SFMNet: Sparse Focal Modulation for 3D Object Detection
Oren Shrout, Ayellet Tal
TL;DR
SFMNet tackles the challenge of modeling long-range dependencies in 3D LiDAR object detection without incurring the quadratic cost of self-attention. It introduces Sparse Focal Modulation (SFM), a hierarchical, sparse-convolution-based module that aggregates multi-scale context with gating and modulates per-voxel queries, achieving linear complexity in the number of non-empty voxels. By embedding SFM blocks into both the 3D backbone and BEV-enabled 2D backbone, SFMNet attains substantial improvements on long-range detection while maintaining efficient sparse computation, yielding state-of-the-art results on Argoverse2 and competitive performance on Waymo Open and nuScenes.

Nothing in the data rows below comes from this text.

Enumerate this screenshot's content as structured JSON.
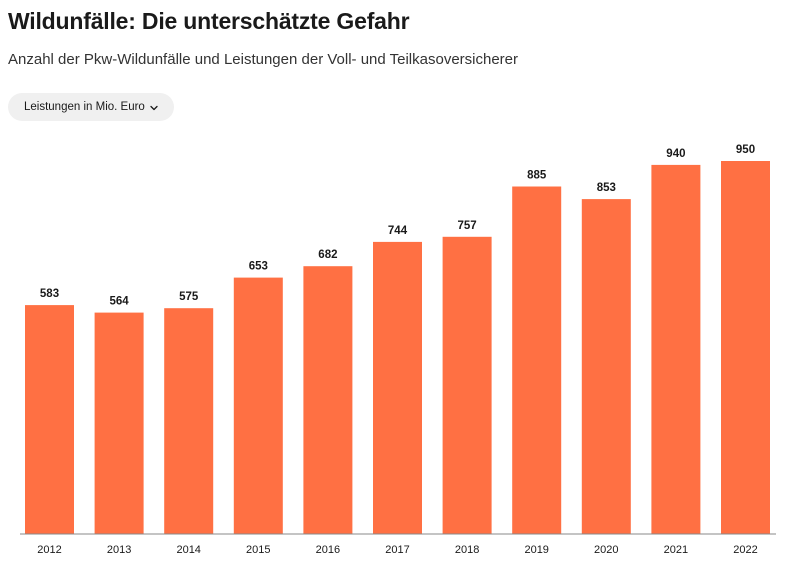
{
  "header": {
    "title": "Wildunfälle: Die unterschätzte Gefahr",
    "subtitle": "Anzahl der Pkw-Wildunfälle und Leistungen der Voll- und Teilkasoversicherer"
  },
  "filter": {
    "selected_label": "Leistungen in Mio. Euro",
    "icon": "chevron-down-icon"
  },
  "colors": {
    "bar": "#ff7043",
    "text": "#1a1a1a",
    "axis": "#888888"
  },
  "chart_data": {
    "type": "bar",
    "categories": [
      "2012",
      "2013",
      "2014",
      "2015",
      "2016",
      "2017",
      "2018",
      "2019",
      "2020",
      "2021",
      "2022"
    ],
    "values": [
      583,
      564,
      575,
      653,
      682,
      744,
      757,
      885,
      853,
      940,
      950
    ],
    "ylim": [
      0,
      950
    ],
    "grid": false,
    "data_labels": true
  }
}
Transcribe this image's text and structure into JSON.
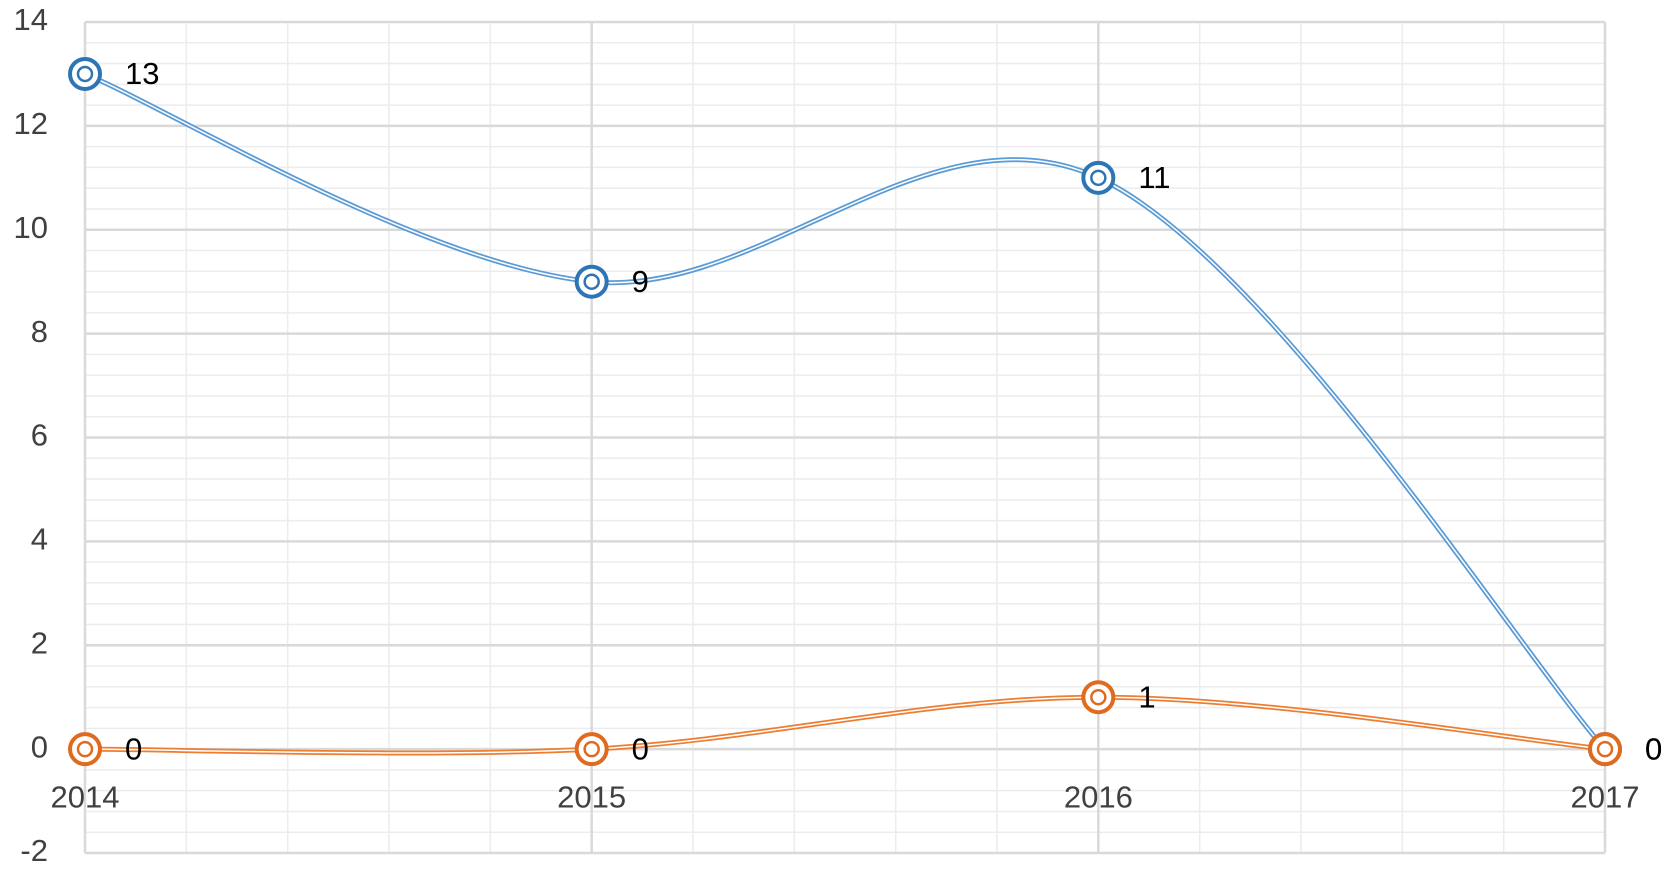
{
  "chart_data": {
    "type": "line",
    "smooth": true,
    "grid": true,
    "minor_grid": true,
    "categories": [
      "2014",
      "2015",
      "2016",
      "2017"
    ],
    "series": [
      {
        "color": "#5b9bd5",
        "marker_color": "#2e75b6",
        "values": [
          13,
          9,
          11,
          0
        ]
      },
      {
        "color": "#ed7d31",
        "marker_color": "#e06b1f",
        "values": [
          0,
          0,
          1,
          0
        ]
      }
    ],
    "ylim": [
      -2,
      14
    ],
    "yticks": [
      -2,
      0,
      2,
      4,
      6,
      8,
      10,
      12,
      14
    ]
  }
}
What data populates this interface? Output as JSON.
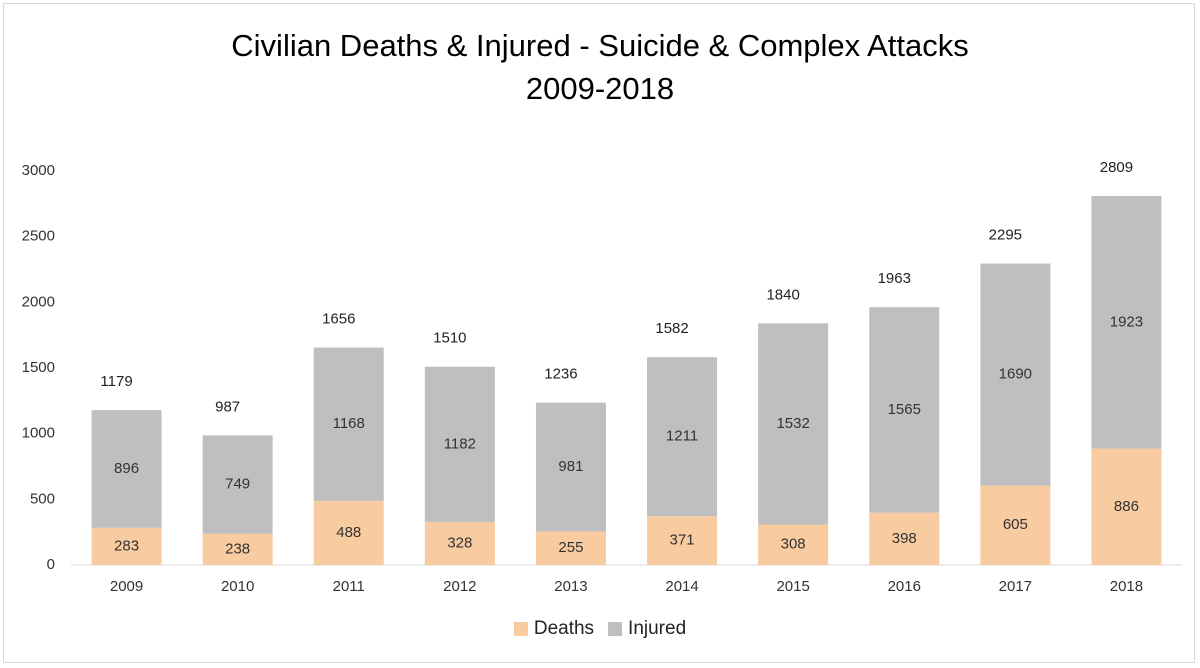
{
  "chart_data": {
    "type": "bar",
    "stacked": true,
    "title": "Civilian Deaths & Injured - Suicide & Complex Attacks",
    "subtitle": "2009-2018",
    "categories": [
      "2009",
      "2010",
      "2011",
      "2012",
      "2013",
      "2014",
      "2015",
      "2016",
      "2017",
      "2018"
    ],
    "series": [
      {
        "name": "Deaths",
        "color": "#f8cba0",
        "values": [
          283,
          238,
          488,
          328,
          255,
          371,
          308,
          398,
          605,
          886
        ]
      },
      {
        "name": "Injured",
        "color": "#bfbfbf",
        "values": [
          896,
          749,
          1168,
          1182,
          981,
          1211,
          1532,
          1565,
          1690,
          1923
        ]
      }
    ],
    "totals": [
      1179,
      987,
      1656,
      1510,
      1236,
      1582,
      1840,
      1963,
      2295,
      2809
    ],
    "ylim": [
      0,
      3000
    ],
    "yticks": [
      "0",
      "500",
      "1000",
      "1500",
      "2000",
      "2500",
      "3000"
    ],
    "ytick_values": [
      0,
      500,
      1000,
      1500,
      2000,
      2500,
      3000
    ],
    "legend_position": "bottom",
    "xlabel": "",
    "ylabel": ""
  }
}
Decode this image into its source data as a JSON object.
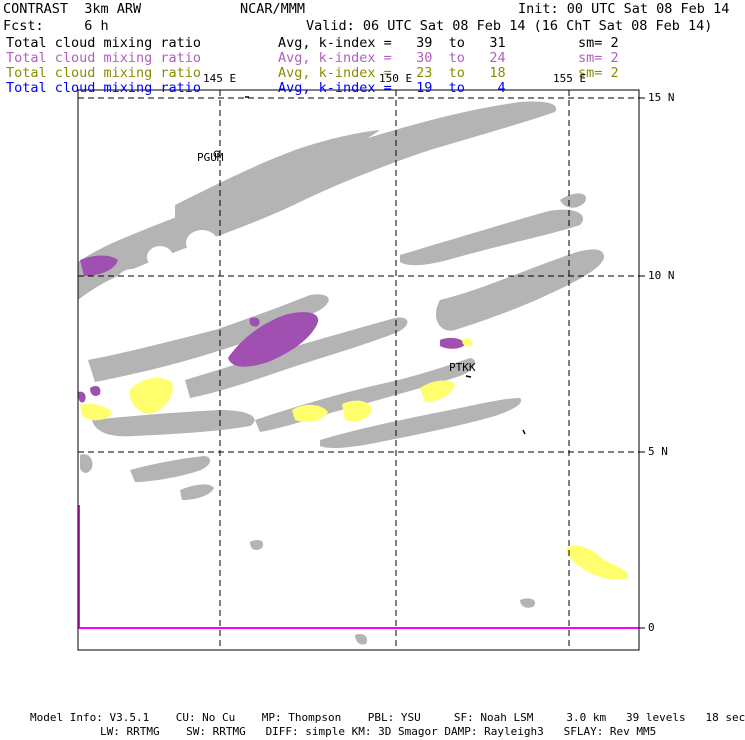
{
  "header": {
    "model_name": "CONTRAST  3km ARW",
    "center": "NCAR/MMM",
    "init": "Init: 00 UTC Sat 08 Feb 14",
    "fcst": "Fcst:     6 h",
    "valid": "Valid: 06 UTC Sat 08 Feb 14 (16 ChT Sat 08 Feb 14)"
  },
  "legend": [
    {
      "name": "Total cloud mixing ratio",
      "range": "Avg, k-index =   39  to   31",
      "sm": "sm= 2",
      "color": "#000000"
    },
    {
      "name": "Total cloud mixing ratio",
      "range": "Avg, k-index =   30  to   24",
      "sm": "sm= 2",
      "color": "#b060c0"
    },
    {
      "name": "Total cloud mixing ratio",
      "range": "Avg, k-index =   23  to   18",
      "sm": "sm= 2",
      "color": "#8c8c00"
    },
    {
      "name": "Total cloud mixing ratio",
      "range": "Avg, k-index =   19  to    4",
      "sm": "",
      "color": "#0000ff"
    }
  ],
  "map": {
    "longitude_labels": [
      "145 E",
      "150 E",
      "155 E"
    ],
    "latitude_labels": [
      "15 N",
      "10 N",
      "5 N",
      "0"
    ],
    "stations": [
      "PGUM",
      "PTKK"
    ],
    "colors": {
      "cloud_gray": "#b4b4b4",
      "cloud_purple": "#a050b0",
      "cloud_yellow": "#ffff6e",
      "equator": "#ff00ff"
    }
  },
  "footer": {
    "line1": "Model Info: V3.5.1    CU: No Cu    MP: Thompson    PBL: YSU     SF: Noah LSM     3.0 km   39 levels   18 sec",
    "line2": "LW: RRTMG    SW: RRTMG   DIFF: simple KM: 3D Smagor DAMP: Rayleigh3   SFLAY: Rev MM5"
  }
}
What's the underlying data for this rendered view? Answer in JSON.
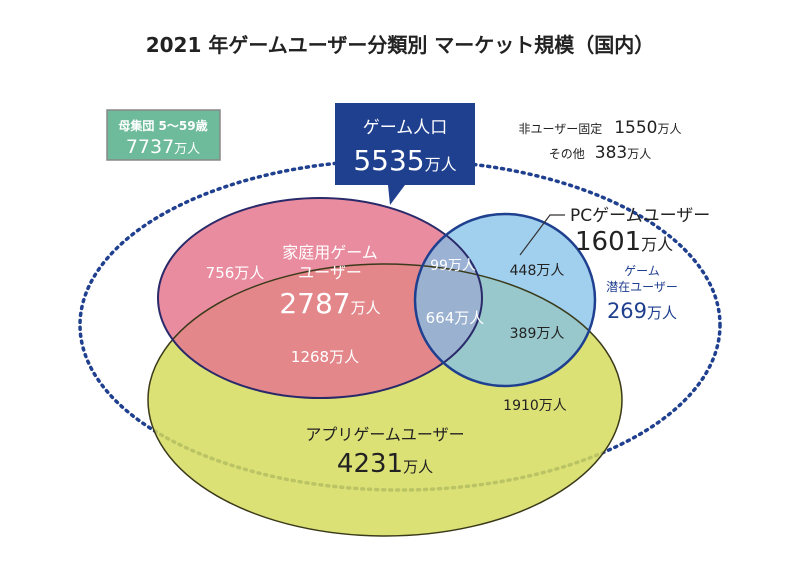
{
  "title": "2021 年ゲームユーザー分類別 マーケット規模（国内）",
  "colors": {
    "navy": "#1f3f8f",
    "green_box": "#6dbb9a",
    "home": "#e0607a",
    "pc": "#6cb6e4",
    "app": "#d6dc5e",
    "outline": "#1f3f8f"
  },
  "population": {
    "label": "母集団 5～59歳",
    "value": "7737",
    "unit": "万人"
  },
  "game_population": {
    "label": "ゲーム人口",
    "value": "5535",
    "unit": "万人"
  },
  "non_user": {
    "label": "非ユーザー固定",
    "value": "1550",
    "unit": "万人"
  },
  "other": {
    "label": "その他",
    "value": "383",
    "unit": "万人"
  },
  "pc_users": {
    "label": "PCゲームユーザー",
    "value": "1601",
    "unit": "万人"
  },
  "potential": {
    "label1": "ゲーム",
    "label2": "潜在ユーザー",
    "value": "269",
    "unit": "万人"
  },
  "home_users": {
    "label1": "家庭用ゲーム",
    "label2": "ユーザー",
    "value": "2787",
    "unit": "万人"
  },
  "app_users": {
    "label": "アプリゲームユーザー",
    "value": "4231",
    "unit": "万人"
  },
  "segments": {
    "home_only": "756万人",
    "home_pc": "99万人",
    "pc_only": "448万人",
    "all_three": "664万人",
    "pc_app": "389万人",
    "home_app": "1268万人",
    "app_only": "1910万人"
  }
}
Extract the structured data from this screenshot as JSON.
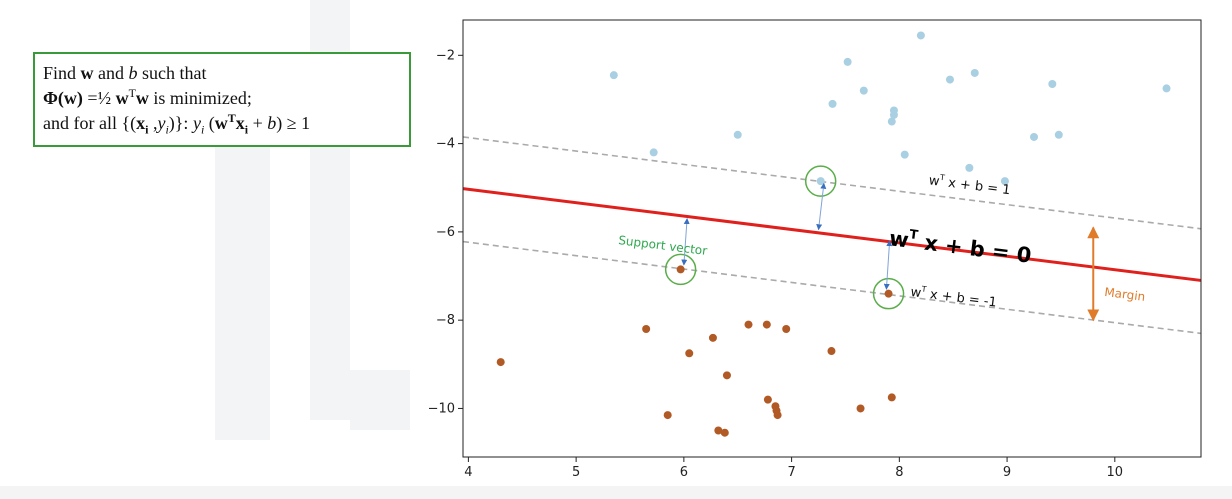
{
  "formula": {
    "line1": {
      "find": "Find ",
      "w": "w",
      "and": " and ",
      "b": "b",
      "rest": " such that"
    },
    "line2": {
      "phi": "Φ(w)",
      "eq": " =½ ",
      "w1": "w",
      "T": "T",
      "w2": "w",
      "rest": "  is minimized;"
    },
    "line3": {
      "pre": "and for all {(",
      "x": "x",
      "i": "i",
      "comma": " ,",
      "y": "y",
      "yi": "i",
      "close": ")}:  ",
      "yy": "y",
      "yyi": "i",
      "paren": " (",
      "wT_w": "w",
      "wT_T": "T",
      "x2": "x",
      "x2i": "i",
      "plus": " + ",
      "b": "b",
      "end": ") ≥ 1"
    }
  },
  "chart_data": {
    "type": "scatter",
    "xlim": [
      3.95,
      10.8
    ],
    "ylim": [
      -11.1,
      -1.2
    ],
    "xticks": [
      4,
      5,
      6,
      7,
      8,
      9,
      10
    ],
    "yticks": [
      -2,
      -4,
      -6,
      -8,
      -10
    ],
    "xtick_labels": [
      "4",
      "5",
      "6",
      "7",
      "8",
      "9",
      "10"
    ],
    "ytick_labels": [
      "−2",
      "−4",
      "−6",
      "−8",
      "−10"
    ],
    "series": [
      {
        "color": "#a9cfe2",
        "points": [
          [
            5.35,
            -2.45
          ],
          [
            5.72,
            -4.2
          ],
          [
            6.5,
            -3.8
          ],
          [
            7.38,
            -3.1
          ],
          [
            7.52,
            -2.15
          ],
          [
            7.67,
            -2.8
          ],
          [
            7.93,
            -3.5
          ],
          [
            7.95,
            -3.25
          ],
          [
            7.95,
            -3.35
          ],
          [
            8.05,
            -4.25
          ],
          [
            8.2,
            -1.55
          ],
          [
            8.47,
            -2.55
          ],
          [
            8.65,
            -4.55
          ],
          [
            8.7,
            -2.4
          ],
          [
            8.98,
            -4.85
          ],
          [
            9.25,
            -3.85
          ],
          [
            9.42,
            -2.65
          ],
          [
            9.48,
            -3.8
          ],
          [
            10.48,
            -2.75
          ],
          [
            7.27,
            -4.85
          ]
        ]
      },
      {
        "color": "#b15a25",
        "points": [
          [
            4.3,
            -8.95
          ],
          [
            5.65,
            -8.2
          ],
          [
            5.85,
            -10.15
          ],
          [
            5.97,
            -6.85
          ],
          [
            6.05,
            -8.75
          ],
          [
            6.27,
            -8.4
          ],
          [
            6.32,
            -10.5
          ],
          [
            6.38,
            -10.55
          ],
          [
            6.4,
            -9.25
          ],
          [
            6.6,
            -8.1
          ],
          [
            6.77,
            -8.1
          ],
          [
            6.78,
            -9.8
          ],
          [
            6.85,
            -9.95
          ],
          [
            6.86,
            -10.05
          ],
          [
            6.87,
            -10.15
          ],
          [
            6.95,
            -8.2
          ],
          [
            7.37,
            -8.7
          ],
          [
            7.64,
            -10.0
          ],
          [
            7.9,
            -7.4
          ],
          [
            7.93,
            -9.75
          ]
        ]
      }
    ],
    "lines": [
      {
        "name": "decision",
        "x": [
          3.95,
          10.8
        ],
        "y": [
          -5.02,
          -7.1
        ],
        "color": "#e0201c",
        "style": "solid"
      },
      {
        "name": "upper",
        "x": [
          3.95,
          10.8
        ],
        "y": [
          -3.85,
          -5.93
        ],
        "color": "#aaaaaa",
        "style": "dashed"
      },
      {
        "name": "lower",
        "x": [
          3.95,
          10.8
        ],
        "y": [
          -6.22,
          -8.3
        ],
        "color": "#aaaaaa",
        "style": "dashed"
      }
    ],
    "support_vectors": [
      [
        5.97,
        -6.85
      ],
      [
        7.27,
        -4.85
      ],
      [
        7.9,
        -7.4
      ]
    ],
    "distance_arrows": [
      {
        "from": [
          6.0,
          -6.75
        ],
        "to": [
          6.03,
          -5.7
        ]
      },
      {
        "from": [
          7.3,
          -4.9
        ],
        "to": [
          7.25,
          -5.95
        ]
      },
      {
        "from": [
          7.88,
          -7.3
        ],
        "to": [
          7.91,
          -6.2
        ]
      }
    ],
    "annotations": {
      "upper_eq": {
        "w": "w",
        "T": "T",
        "rest": " x + b = 1",
        "x": 8.27,
        "y": -4.92
      },
      "lower_eq": {
        "w": "w",
        "T": "T",
        "rest": " x + b = -1",
        "x": 8.1,
        "y": -7.45
      },
      "main_eq": {
        "w": "w",
        "T": "T",
        "rest": " x + b = 0",
        "x": 7.9,
        "y": -6.3
      },
      "support": {
        "text": "Support vector",
        "x": 5.8,
        "y": -6.4
      },
      "margin": {
        "text": "Margin",
        "x": 9.9,
        "y": -7.45
      }
    },
    "margin_arrow": {
      "x": 9.8,
      "y_top": -5.9,
      "y_bottom": -8.0,
      "color": "#e07b2a"
    }
  }
}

The approach demonstrates that carefully designed sparse context aggregation can emulate transformer-like global reasoning with far lower computational overhead, enabling scalable, accurate 3D detection for large-scale LiDAR scenes.
Abstract
We propose SFMNet, a novel 3D sparse detector that combines the efficiency of sparse convolutions with the ability to model long-range dependencies. While traditional sparse convolution techniques efficiently capture local structures, they struggle with modeling long-range relationships. However, capturing long-range dependencies is fundamental for 3D object detection. In contrast, transformers are designed to capture these long-range dependencies through attention mechanisms. But, they come with high computational costs, due to their quadratic query-key-value interactions. Furthermore, directly applying attention to non-empty voxels is inefficient due to the sparse nature of 3D scenes. Our SFMNet is built on a novel Sparse Focal Modulation (SFM) module, which integrates short- and long-range contexts with linear complexity by leveraging a new hierarchical sparse convolution design. This approach enables SFMNet to achieve high detection performance with improved efficiency, making it well-suited for large-scale LiDAR scenes. We show that our detector achieves state-of-the-art performance on autonomous driving datasets.